ÇKP sadece otoriter sistemi güçlendirmek ve kendi halkının özgürlüğünü kısıtlamak için bilimsel ve teknolojik araçları kullanmakla kalmadı, aynı zamanda sansür ve denizaşırı kamuoyunu gözetleme faaliyetlerini genişletmek için BM'nin jeo-uzamsal merkezini ve büyük veri araştırma merkezini de kullanıyor. Birçoğu ÇKP'nin sadece Çin'den değil tüm ülkelerden insanları sansürleyip izleyeceğinden korkuyor.
Yazar Claudia Rosett, 7 Ekim 2020'de Wall Street Journal'da yayınlanan "Çin BM'yi Gözetim Erişimini Genişletmek İçin Kullanıyor" başlıklı bir makalede şunları yazdı: "Bay Xi’nin BM-Çin jeo-uzamsal ve gelişmiş büyük verisinin, topografya ve altyapıdan insan davranışına kadar her şeyin zaman içinde ve dünya genelinde ayrıntılı bir şekilde haritalanmasını sağlayacağına söz verdi. Çin, kişisel gücünün altında zaten birikiyor ve bazı durumlarda dünya çapında bilgi hazineleri çalıyor. Bununla birlikte, BM meşruiyet rozeti, Pekin'in üye ülkelerden bilgi akışlarını kaydetmesini, bu tür bilgi çeşitliliği için BM gerekliliklerini ve normlarını etkilemesini, sonuçları oluşturmasını, BM sistemine beslemesini ve Çin dili Komünist Vesile'nin dünya çapındaki tekno-zorbalığını yansıtmasını kolaylaştıracaktır."

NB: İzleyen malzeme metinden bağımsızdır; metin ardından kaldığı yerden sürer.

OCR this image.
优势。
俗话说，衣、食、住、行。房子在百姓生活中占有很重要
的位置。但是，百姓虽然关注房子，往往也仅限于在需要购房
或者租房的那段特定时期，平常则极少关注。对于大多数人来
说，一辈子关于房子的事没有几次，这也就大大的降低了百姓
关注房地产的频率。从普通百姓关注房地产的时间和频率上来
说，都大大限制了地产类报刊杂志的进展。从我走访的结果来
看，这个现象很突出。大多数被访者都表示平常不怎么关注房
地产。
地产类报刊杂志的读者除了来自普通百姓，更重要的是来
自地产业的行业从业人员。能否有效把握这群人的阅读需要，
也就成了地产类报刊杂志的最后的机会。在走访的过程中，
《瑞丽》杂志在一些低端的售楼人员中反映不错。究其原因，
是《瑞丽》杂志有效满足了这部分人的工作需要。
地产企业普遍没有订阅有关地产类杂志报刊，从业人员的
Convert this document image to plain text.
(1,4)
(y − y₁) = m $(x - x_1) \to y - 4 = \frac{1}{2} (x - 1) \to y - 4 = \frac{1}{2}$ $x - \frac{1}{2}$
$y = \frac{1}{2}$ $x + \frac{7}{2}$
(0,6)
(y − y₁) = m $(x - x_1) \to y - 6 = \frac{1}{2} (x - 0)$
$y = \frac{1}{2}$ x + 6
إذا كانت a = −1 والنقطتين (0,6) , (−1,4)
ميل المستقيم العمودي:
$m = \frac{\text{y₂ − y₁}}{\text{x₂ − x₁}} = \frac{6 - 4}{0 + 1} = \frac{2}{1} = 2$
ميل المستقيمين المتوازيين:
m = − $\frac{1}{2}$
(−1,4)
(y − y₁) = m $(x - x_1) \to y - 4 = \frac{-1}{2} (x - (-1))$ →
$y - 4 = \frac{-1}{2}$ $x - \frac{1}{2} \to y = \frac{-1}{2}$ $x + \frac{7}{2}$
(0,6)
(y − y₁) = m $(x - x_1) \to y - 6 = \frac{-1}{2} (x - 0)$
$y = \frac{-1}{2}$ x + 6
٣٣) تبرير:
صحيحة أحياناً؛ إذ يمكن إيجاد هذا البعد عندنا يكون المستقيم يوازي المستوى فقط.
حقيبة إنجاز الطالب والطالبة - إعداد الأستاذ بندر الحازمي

ABD hükümeti, Çin'in küresel emellerine karşı koymak için, siber uzayda ÇKP'nin tehdidini ele alma çabasına öncülük ediyor. Eski Dışişleri Bakanı Mike Pompeo, 10 Kasım 2020'de yaptığı açıklamada, 50'ye yakın ülkenin (27 NATO müttefiki ve dünya GSYH’sinin yaklaşık üçte ikisini temsil eden) ve 170 telekom şirketinin 5G ağlarında yalnızca güvenilir satıcıları kullanma sözü veren Clean Network grubuna katıldığını açıkladı.
Aralık 2020'de ABD Federal İletişim Komisyonu (FCC), China Telecom (Americas) Corporation'ın Amerika Birleşik Devletleri'nde faaliyet gösterme yetkisini iptal etmek ve sonlandırmak için resmi olarak işlem başlattı. Daha yakın zamanlarda, FCC, ulusal güvenlik kaygılarını gerekçe göstererek, üç Çinli telekom şirketinin ABD'de faaliyet gösterme yetkisini iptal etmek için önlemler almaya başladı. Stratejik ve Uluslararası Araştırmalar Merkezi'nin kıdemli başkan yardımcısı ve Stratejik Teknolojiler Programı direktörü James Andrew Lewis, ABD'nin Çin'e güvenmediğini çünkü ÇKP’nin yüksek teknoloji yöntemleri kullanarak casusluk yapan ve yasalara uymayan bir gözetim devleti olduğunu söyledi.
Hükümetler, ÇKP'nin sızmasını önlemek için bilgi güvenliğini güçlendirirken, genel halkın da bilgi güvenliği konusundaki uyanıklığını ve farkındalığını artırması önerilmektedir. İnsanlar, potansiyel gizlilik ihlallerine maruz kalmamak için ÇKP'nin kişisel veri toplama çabalarına karşı kendilerini korumalıdır.
Minghui.org'da yayınlanan tüm makaleler, grafikler ve içeriğin telif hakkı saklıdır. Ticari olmayan çoğaltmaya izin verilir, ancak makale başlığı ve orijinal makaleye bir bağlantı ile atıfta bulunulmasını gerektirir.